Unlike shares, bonds don't give you ownership rights. They represent a loan from the buyer (you) to the issuer of the bond. The issuer agrees to pay you back the face value of the loan on a specific date, and to pay you periodic interest payments along the way, usually twice a year.
The market value of a bond changes over time as it becomes more or less attractive to potential buyers. The attractiveness can change if the financial health of the bond issuer (e.g. a government or corporation) increases or decreases, or if the bond market conditions change
A company has to make bond payments ahead of any distributions to shareholders, so you won't see as much impact when a company isn't doing as well, as long as it still has sufficient resources to make bond payments.
Bonds that are higher-quality (more likely to be paid on time) generally offer a lower interest rates. Bonds issued by Governments tend to be higher quality than those issued by Corporations. Also, bonds that have shorter maturities (length until full repayment) tend to offer lower interest rates.
The easiest and cheapest way to buy Shares / Funds / ETFs is online via a Investment ISA. If you've used your ISA allowance a Share Dealing Platform (like the ones listed on this page) is another easy route to buying Shares / Funds / ETFs but does not offer any tax-benefits. These platforms allow you to buy Shares or ETFs listed on the stock exchanges or fund units/shares from a fund manager.
A platform will set up the ‘nominee account’ and hold the shares on your behalf, so you do not have to deal with any additional paperwork. You are still the legal owner of the shares, but your name will not appear on the company’s share register.
You may also be able to benefit from tax-relief treatment by investing in a self-invested personal pension (SIPP) wrapper, for more information on tax-efficient wrapper accounts please see our Stock & Shares ISA comparison page or SIPP Comparison pages
Each platform charges different fees whilst offering different investments, research, and customer support. The best platform is the one that suits your individual needs at the lowest possible cost.
Certain platforms are tailored more towards seasoned investors with a wide array of options and research available, whereas others are designed more for those with less time and limited experience, with a small range of pre-made funds that provide broad market exposure but at a slightly higher price.
A regular monthly investment is where you instruct your investing platform to purchase a Share/Fund/ETF for a specific amount each month.
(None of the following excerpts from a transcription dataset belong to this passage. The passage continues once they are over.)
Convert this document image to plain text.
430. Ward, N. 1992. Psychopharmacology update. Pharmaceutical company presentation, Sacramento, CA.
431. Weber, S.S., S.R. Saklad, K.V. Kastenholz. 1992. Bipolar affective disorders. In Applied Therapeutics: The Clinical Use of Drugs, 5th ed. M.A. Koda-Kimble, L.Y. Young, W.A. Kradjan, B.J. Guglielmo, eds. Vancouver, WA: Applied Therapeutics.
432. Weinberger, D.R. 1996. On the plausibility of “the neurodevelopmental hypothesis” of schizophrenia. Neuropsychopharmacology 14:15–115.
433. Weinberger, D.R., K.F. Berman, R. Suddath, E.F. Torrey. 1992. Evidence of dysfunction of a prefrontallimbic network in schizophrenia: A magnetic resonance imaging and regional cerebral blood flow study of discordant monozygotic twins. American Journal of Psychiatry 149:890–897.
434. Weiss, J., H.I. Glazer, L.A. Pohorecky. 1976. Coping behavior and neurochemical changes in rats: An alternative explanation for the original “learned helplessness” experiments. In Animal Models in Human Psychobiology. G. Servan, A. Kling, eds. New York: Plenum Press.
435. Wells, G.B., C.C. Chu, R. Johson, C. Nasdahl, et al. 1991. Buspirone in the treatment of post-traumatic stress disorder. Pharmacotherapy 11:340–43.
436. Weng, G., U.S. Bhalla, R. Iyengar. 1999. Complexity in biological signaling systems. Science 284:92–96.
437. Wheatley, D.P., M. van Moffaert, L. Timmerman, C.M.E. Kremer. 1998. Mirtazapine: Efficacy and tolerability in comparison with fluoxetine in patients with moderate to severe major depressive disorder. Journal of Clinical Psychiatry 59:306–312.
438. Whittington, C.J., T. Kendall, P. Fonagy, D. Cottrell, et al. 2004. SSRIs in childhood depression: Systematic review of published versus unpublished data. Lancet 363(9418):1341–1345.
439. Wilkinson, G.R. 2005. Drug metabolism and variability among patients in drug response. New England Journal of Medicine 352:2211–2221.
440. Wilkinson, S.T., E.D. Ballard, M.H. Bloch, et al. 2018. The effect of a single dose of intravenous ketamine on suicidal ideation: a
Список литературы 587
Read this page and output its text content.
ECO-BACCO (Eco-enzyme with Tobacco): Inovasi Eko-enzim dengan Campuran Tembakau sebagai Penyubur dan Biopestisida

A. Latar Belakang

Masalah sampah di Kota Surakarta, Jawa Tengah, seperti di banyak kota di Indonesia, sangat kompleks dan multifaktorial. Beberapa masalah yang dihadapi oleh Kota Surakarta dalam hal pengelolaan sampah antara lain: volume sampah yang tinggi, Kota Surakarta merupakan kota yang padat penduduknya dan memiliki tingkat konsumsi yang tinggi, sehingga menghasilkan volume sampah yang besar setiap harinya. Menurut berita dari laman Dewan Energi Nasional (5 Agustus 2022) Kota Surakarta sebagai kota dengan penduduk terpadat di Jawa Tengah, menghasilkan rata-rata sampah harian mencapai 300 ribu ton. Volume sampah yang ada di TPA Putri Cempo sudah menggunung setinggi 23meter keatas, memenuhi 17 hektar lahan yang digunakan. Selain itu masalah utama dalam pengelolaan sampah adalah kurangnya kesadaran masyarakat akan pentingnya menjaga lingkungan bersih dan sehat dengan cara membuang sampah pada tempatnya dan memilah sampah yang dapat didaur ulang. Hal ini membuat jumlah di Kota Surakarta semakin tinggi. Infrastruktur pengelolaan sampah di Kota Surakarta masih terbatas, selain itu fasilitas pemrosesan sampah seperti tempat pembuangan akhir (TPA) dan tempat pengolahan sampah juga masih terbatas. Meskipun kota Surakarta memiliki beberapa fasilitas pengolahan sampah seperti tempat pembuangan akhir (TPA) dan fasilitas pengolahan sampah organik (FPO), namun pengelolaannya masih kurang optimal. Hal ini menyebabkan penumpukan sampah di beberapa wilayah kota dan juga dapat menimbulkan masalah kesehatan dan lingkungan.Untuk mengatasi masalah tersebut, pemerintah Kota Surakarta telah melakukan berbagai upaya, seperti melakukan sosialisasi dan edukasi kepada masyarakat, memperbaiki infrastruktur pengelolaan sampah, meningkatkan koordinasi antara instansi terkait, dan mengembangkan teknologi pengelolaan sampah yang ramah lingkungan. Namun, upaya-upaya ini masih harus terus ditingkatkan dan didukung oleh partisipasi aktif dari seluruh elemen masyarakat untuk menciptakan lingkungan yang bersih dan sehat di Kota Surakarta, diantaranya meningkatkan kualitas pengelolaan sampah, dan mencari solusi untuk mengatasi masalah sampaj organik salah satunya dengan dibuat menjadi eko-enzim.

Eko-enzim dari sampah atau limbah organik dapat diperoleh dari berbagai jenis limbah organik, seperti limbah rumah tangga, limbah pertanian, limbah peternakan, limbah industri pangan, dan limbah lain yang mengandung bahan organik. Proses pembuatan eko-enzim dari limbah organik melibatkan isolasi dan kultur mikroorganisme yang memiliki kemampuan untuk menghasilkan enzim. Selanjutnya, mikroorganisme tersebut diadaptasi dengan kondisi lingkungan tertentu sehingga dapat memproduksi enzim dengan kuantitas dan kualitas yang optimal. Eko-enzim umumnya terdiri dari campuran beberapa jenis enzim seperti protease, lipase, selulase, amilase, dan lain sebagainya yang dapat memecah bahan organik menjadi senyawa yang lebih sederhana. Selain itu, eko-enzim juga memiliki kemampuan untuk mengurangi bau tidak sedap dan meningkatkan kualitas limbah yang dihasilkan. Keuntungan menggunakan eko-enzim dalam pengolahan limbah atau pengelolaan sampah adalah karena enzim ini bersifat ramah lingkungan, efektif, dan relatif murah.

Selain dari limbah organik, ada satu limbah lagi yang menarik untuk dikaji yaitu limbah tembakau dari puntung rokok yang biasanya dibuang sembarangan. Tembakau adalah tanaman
This process is called pound-cost averaging, and it has the effect of reducing volatility on the overall purchase as you will be buying the security when the market is up and down.
Often there are discounted dealing fees when using a regular monthly investment.
The 'Starting Balance' field is for a one-off purchase of Shares, Funds or ETFs, you plan to make when starting to use a new Share Dealing platform.
If you are looking for a new platform, enter the current balance of your existing account into the 'Starting Balance' field, along with any other one-off top-ups you plan to make when you switch over.
Fees are calculated by taking the starting balance and monthly investments, increasing them by the investment returns selected over the investment time period. As the balance increases due to returns, the fee can often increase (when based on the current account balance). Each platform provider charges for their services using a combination of flat fees, fees related to the account balance, fees for individual dealing transactions and fees for regular investments.
One-off trades are treated as not affecting the balance, but incur trading fees on certain platforms.